Nearly 10% of EU workers are living in poverty, with 21.7% of the population affected by poverty or social exclusion. On top of this, the pandemic risks exacerbating inequalities in the EU.
In light of this, MEPs are urging the European Commission and EU countries to include the prevention of in-work poverty in their overall goal to end poverty in the EU because the principle according to which “work is the best remedy for poverty” does not apply to low-wage sectors and those working under precarious and atypical working conditions.
In a report adopted 9 February, MEPs called for minimum wages to be set above the poverty threshold.
European directive on minimum wages
MEPs welcomed the Commission’s proposal for EU rules on adequate minimum wages, describing it as an important step to ensure that everyone can earn a living from their work and participate in society.
They said the law should ensure employers do not deduct the costs for carrying out work, such as accommodation or equipment, from minimum wages.

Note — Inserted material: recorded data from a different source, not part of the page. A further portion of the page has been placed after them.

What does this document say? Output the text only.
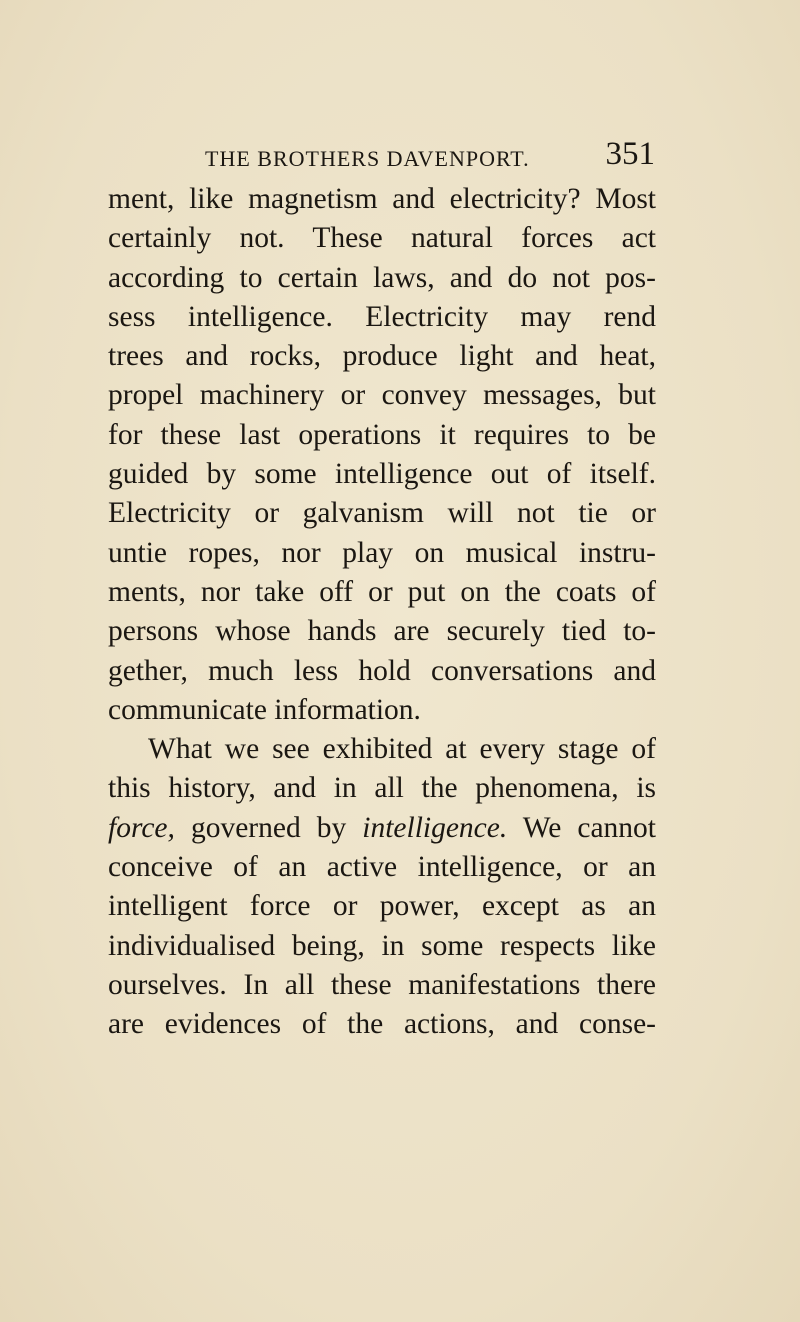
THE BROTHERS DAVENPORT. 351
ment, like magnetism and electricity? Most
certainly not. These natural forces act
according to certain laws, and do not pos-
sess intelligence. Electricity may rend
trees and rocks, produce light and heat,
propel machinery or convey messages, but
for these last operations it requires to be
guided by some intelligence out of itself.
Electricity or galvanism will not tie or
untie ropes, nor play on musical instru-
ments, nor take off or put on the coats of
persons whose hands are securely tied to-
gether, much less hold conversations and
communicate information.
What we see exhibited at every stage of
this history, and in all the phenomena, is
force, governed by intelligence. We cannot
conceive of an active intelligence, or an
intelligent force or power, except as an
individualised being, in some respects like
ourselves. In all these manifestations there
are evidences of the actions, and conse-
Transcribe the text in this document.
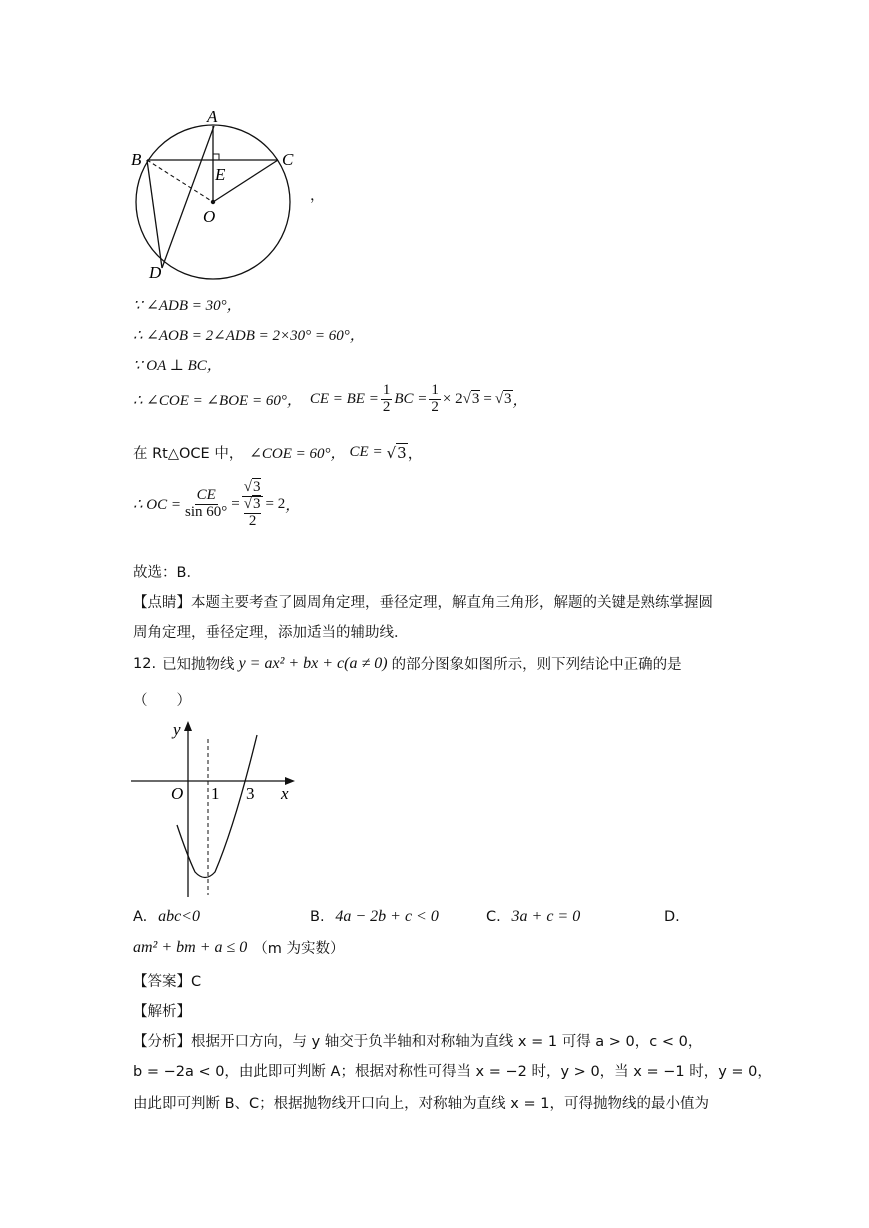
A
B	C
E
O
D
，
∵ ∠ADB = 30°，
∴ ∠AOB = 2∠ADB = 2×30° = 60°，
∵ OA ⊥ BC，
∴ ∠COE = ∠BOE = 60°， CE = BE = $\frac{1}{2}$ BC = $\frac{1}{2} \times 2$ √3 = √3 ，
在 Rt△OCE 中， ∠COE = 60°， CE = √3 ，
∴ OC = $\frac{CE}{\sin 60^\circ} = √3$
√3
2 = 2 ，
故选：B．
【点睛】本题主要考查了圆周角定理，垂径定理，解直角三角形，解题的关键是熟练掌握圆
周角定理，垂径定理，添加适当的辅助线．
12. 已知抛物线 y = ax² + bx + c(a ≠ 0) 的部分图象如图所示，则下列结论中正确的是
（　　）
y
O 1 3 x
A. abc<0	B. 4a − 2b + c < 0	C. 3a + c = 0	D.
am² + bm + a ≤ 0 （m 为实数）
【答案】C
【解析】
【分析】根据开口方向，与 y 轴交于负半轴和对称轴为直线 x = 1 可得 a > 0，c < 0，
b = −2a < 0，由此即可判断 A；根据对称性可得当 x = −2 时，y > 0，当 x = −1 时，y = 0，
由此即可判断 B、C；根据抛物线开口向上，对称轴为直线 x = 1，可得抛物线的最小值为
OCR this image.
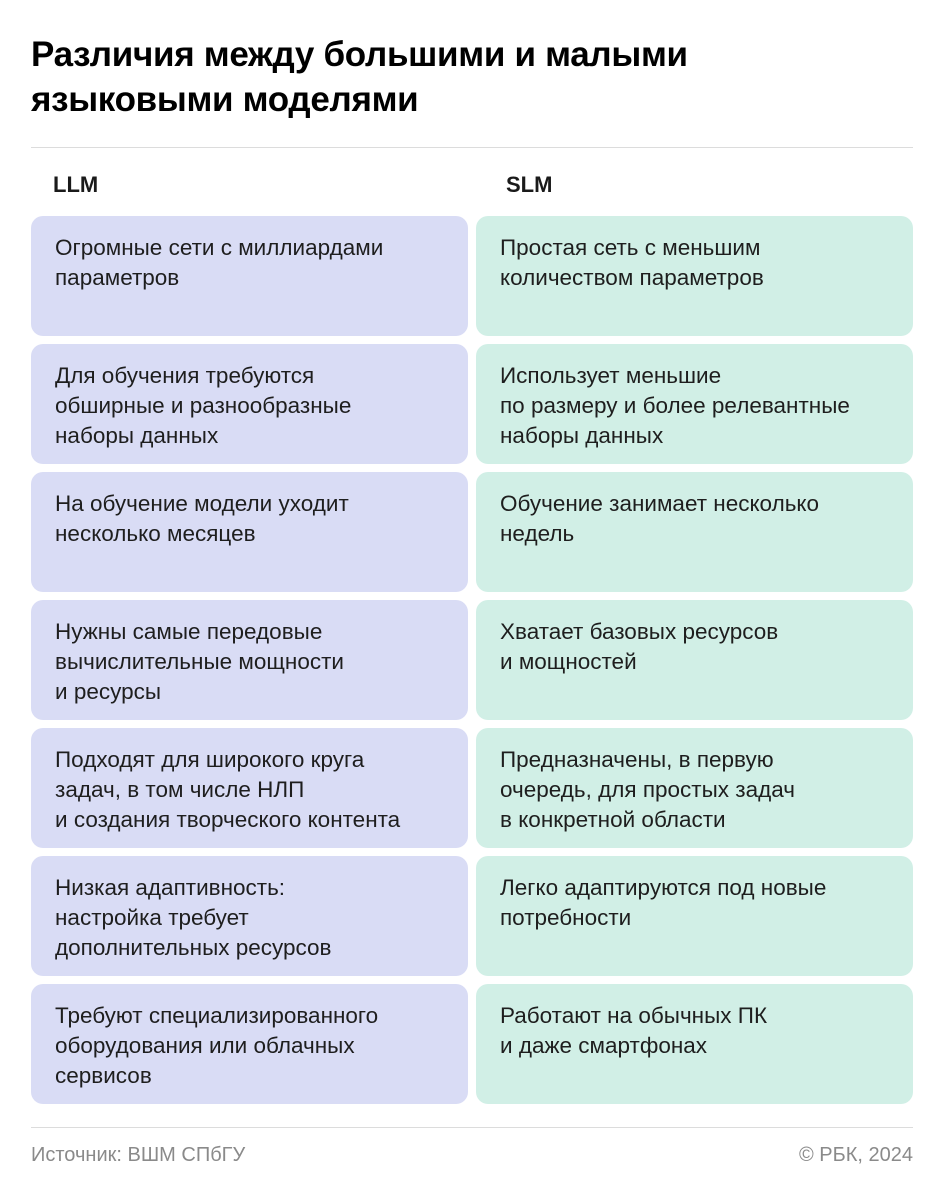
Различия между большими и малыми
языковыми моделями
LLM	SLM
Огромные сети с миллиардами
параметров
Простая сеть с меньшим
количеством параметров
Для обучения требуются
обширные и разнообразные
наборы данных
Использует меньшие
по размеру и более релевантные
наборы данных
На обучение модели уходит
несколько месяцев
Обучение занимает несколько
недель
Нужны самые передовые
вычислительные мощности
и ресурсы
Хватает базовых ресурсов
и мощностей
Подходят для широкого круга
задач, в том числе НЛП
и создания творческого контента
Предназначены, в первую
очередь, для простых задач
в конкретной области
Низкая адаптивность:
настройка требует
дополнительных ресурсов
Легко адаптируются под новые
потребности
Требуют специализированного
оборудования или облачных
сервисов
Работают на обычных ПК
и даже смартфонах
Источник: ВШМ СПбГУ	© РБК, 2024
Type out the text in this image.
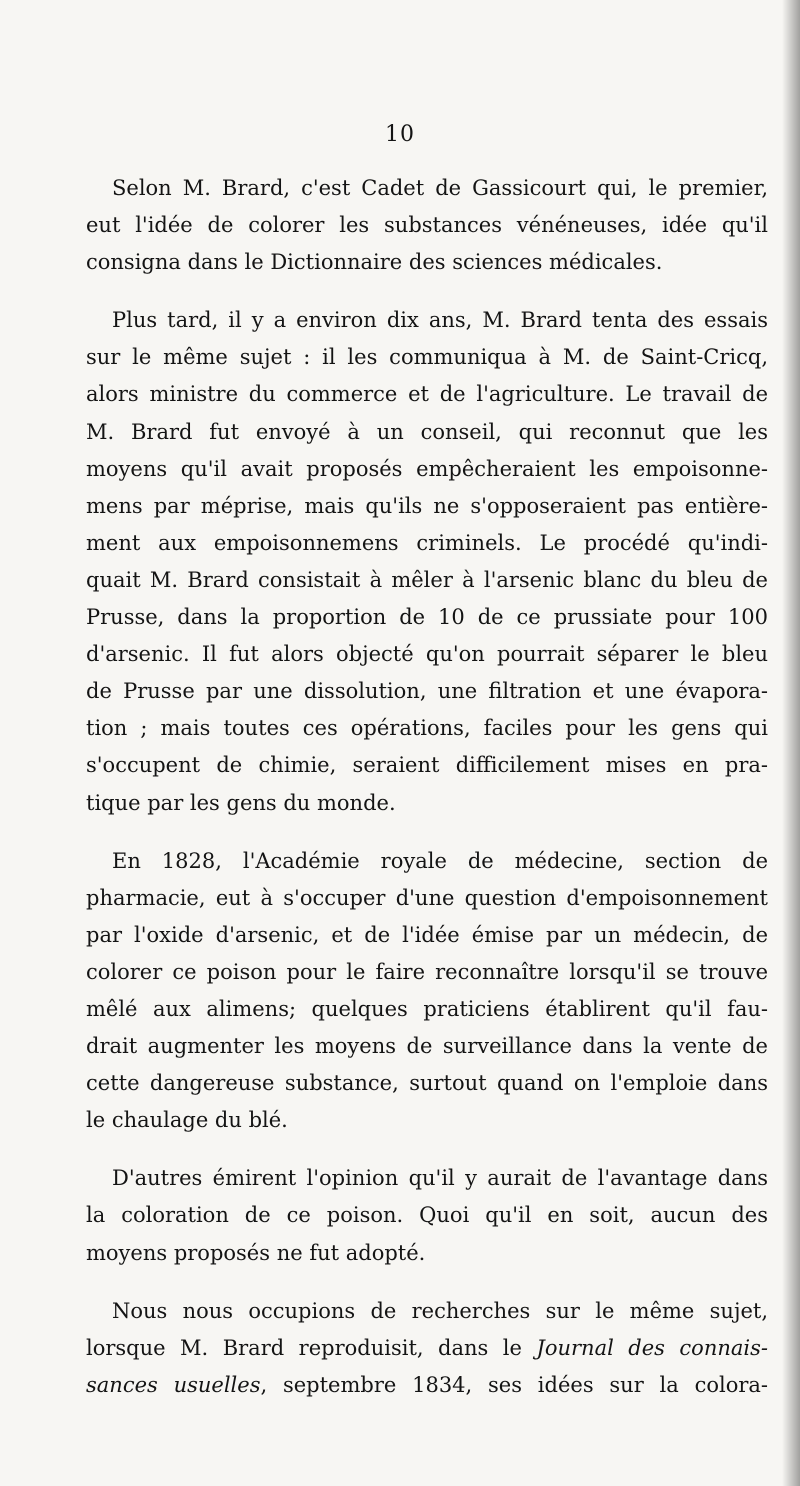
10

Selon M. Brard, c'est Cadet de Gassicourt qui, le premier,
eut l'idée de colorer les substances vénéneuses, idée qu'il
consigna dans le Dictionnaire des sciences médicales.

Plus tard, il y a environ dix ans, M. Brard tenta des essais
sur le même sujet : il les communiqua à M. de Saint-Cricq,
alors ministre du commerce et de l'agriculture. Le travail de
M. Brard fut envoyé à un conseil, qui reconnut que les
moyens qu'il avait proposés empêcheraient les empoisonne-
mens par méprise, mais qu'ils ne s'opposeraient pas entière-
ment aux empoisonnemens criminels. Le procédé qu'indi-
quait M. Brard consistait à mêler à l'arsenic blanc du bleu de
Prusse, dans la proportion de 10 de ce prussiate pour 100
d'arsenic. Il fut alors objecté qu'on pourrait séparer le bleu
de Prusse par une dissolution, une filtration et une évapora-
tion ; mais toutes ces opérations, faciles pour les gens qui
s'occupent de chimie, seraient difficilement mises en pra-
tique par les gens du monde.

En 1828, l'Académie royale de médecine, section de
pharmacie, eut à s'occuper d'une question d'empoisonnement
par l'oxide d'arsenic, et de l'idée émise par un médecin, de
colorer ce poison pour le faire reconnaître lorsqu'il se trouve
mêlé aux alimens; quelques praticiens établirent qu'il fau-
drait augmenter les moyens de surveillance dans la vente de
cette dangereuse substance, surtout quand on l'emploie dans
le chaulage du blé.

D'autres émirent l'opinion qu'il y aurait de l'avantage dans
la coloration de ce poison. Quoi qu'il en soit, aucun des
moyens proposés ne fut adopté.

Nous nous occupions de recherches sur le même sujet,
lorsque M. Brard reproduisit, dans le Journal des connais-
sances usuelles, septembre 1834, ses idées sur la colora-
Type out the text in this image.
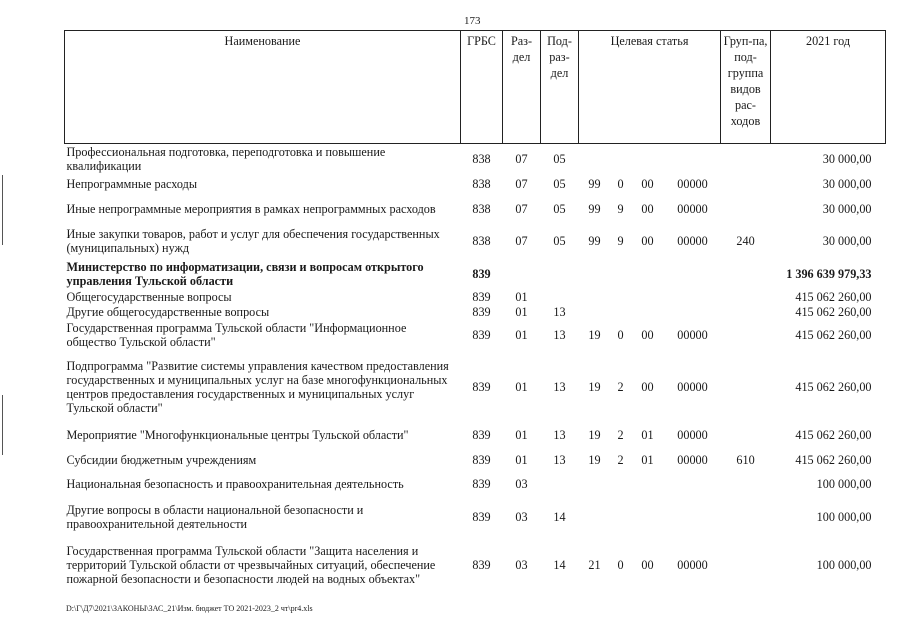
173
Наименование	ГРБС	Раз-дел	Под-раз-дел	Целевая статья				Груп-па, под-группа видов рас-ходов	2021 год
Профессиональная подготовка, переподготовка и повышение квалификации	838	07	05						30 000,00
Непрограммные расходы	838	07	05	99	0	00	00000		30 000,00
Иные непрограммные мероприятия в рамках непрограммных расходов	838	07	05	99	9	00	00000		30 000,00
Иные закупки товаров, работ и услуг для обеспечения государственных (муниципальных) нужд	838	07	05	99	9	00	00000	240	30 000,00
Министерство по информатизации, связи и вопросам открытого управления Тульской области	839								1 396 639 979,33
Общегосударственные вопросы	839	01							415 062 260,00
Другие общегосударственные вопросы	839	01	13						415 062 260,00
Государственная программа Тульской области "Информационное общество Тульской области"	839	01	13	19	0	00	00000		415 062 260,00
Подпрограмма "Развитие системы управления качеством предоставления государственных и муниципальных услуг на базе многофункциональных центров предоставления государственных и муниципальных услуг Тульской области"	839	01	13	19	2	00	00000		415 062 260,00
Мероприятие "Многофункциональные центры Тульской области"	839	01	13	19	2	01	00000		415 062 260,00
Субсидии бюджетным учреждениям	839	01	13	19	2	01	00000	610	415 062 260,00
Национальная безопасность и правоохранительная деятельность	839	03							100 000,00
Другие вопросы в области национальной безопасности и правоохранительной деятельности	839	03	14						100 000,00
Государственная программа Тульской области "Защита населения и территорий Тульской области от чрезвычайных ситуаций, обеспечение пожарной безопасности и безопасности людей на водных объектах"	839	03	14	21	0	00	00000		100 000,00
D:\Г\Д7\2021\ЗАКОНЫ\ЗАС_21\Изм. бюджет ТО 2021-2023_2 чт\pr4.xls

Equal labour conditions for digital platform workers
MEPs said that in order to fight in-work poverty the legislative framework on minimum working conditions should apply to all workers, including atypical or non-standard workers in the digital economy, who often work in precarious conditions.
They should also be covered by labour laws and social security provisions and should be able to engage in collective bargaining.
Women more at risk of poverty and social exclusion
Women in the EU earn on average 15% less than men , due in part to lower participation in the labour market. MEPs urged EU countries to implement the Work-Life Balance Directive to help address the issue.
Since women are more at risk of poverty and social exclusion than men, MEPs also urged action to tackle the gender pay gap and guarantee access to affordable and quality childcare.